Au Nigeria, l'inflation ralentit à 15,91 % à la veille de la décision sur les taux d'intérêt
TLDR
- Le taux d'inflation annuel du Nigeria a reculé à 15,91 % en juin, contre 15,93 % en mai, enregistrant ainsi sa première baisse depuis février.
- Les données publiées par le Bureau national des statistiques ont montré que l'inflation globale avait ralenti, la hausse mensuelle des prix à la consommation s'établissant à 1,66 %, contre 1,75 % en mai.
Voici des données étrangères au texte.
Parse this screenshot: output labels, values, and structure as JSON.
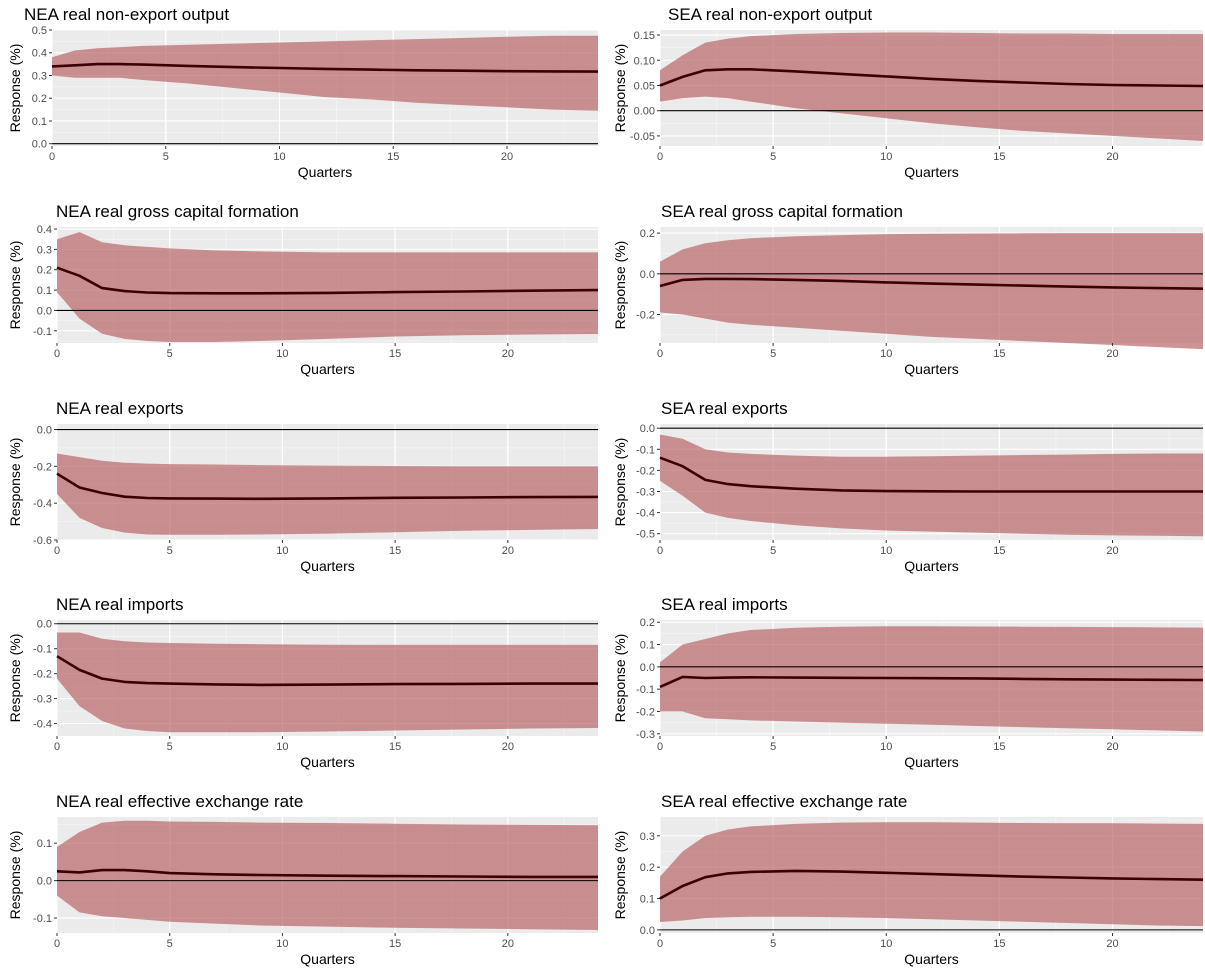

- L'inflation sous-jacente, hors alimentation et énergie, est passée de 16,82 % à 15,92 %, ce qui témoigne d'un apaisement des pressions sous-jacentes sur les prix malgré les incertitudes mondiales.
Le taux d'inflation annuel du Nigeria a reculé à 15,91 % en juin, contre 15,93 % en mai, enregistrant ainsi sa première baisse depuis février et renforçant les anticipations selon lesquelles la Banque centrale du Nigeria maintiendra ses taux d'intérêt inchangés lors de sa réunion de politique monétaire prévue plus tard ce mois-ci.
Les données du Bureau national des statistiques ont montré que l'inflation globale avait ralenti, les prix à la consommation ayant augmenté de 1,66 % sur le mois, contre 1,75 % en mai. L'inflation sous-jacente, qui exclut les denrées alimentaires et l'énergie, est passée de 16,82 % à 15,92 %, ce qui suggère que les pressions sous-jacentes sur les prix ont continué de s'atténuer malgré l'incertitude mondiale.
L’inflation alimentaire s’est toutefois accélérée pour le cinquième mois consécutif, passant de 16,96 % à 17,52 %, sous l’effet de la hausse des prix du poivron frais, des tomates, des écrevisses, du bœuf, du garri, de l’igname, de la farine de manioc et d’autres denrées de base. Les coûts du logement et des services publics ont également augmenté plus rapidement, tandis que l’inflation a ralenti dans les secteurs des transports, de l’habillement, de la restauration et de l’hôtellerie, des boissons alcoolisées et du tabac, ainsi que d’autres services aux consommateurs.
Ce rapport sur l’inflation est publié moins de deux semaines avant la réunion du Comité de politique monétaire de la Banque centrale, prévue les 20 et 21 juillet. Lors de sa dernière réunion, le comité avait maintenu son taux d’intérêt de référence inchangé à 26,50 %, après une série de hausses visant à freiner l’inflation et à soutenir le naira.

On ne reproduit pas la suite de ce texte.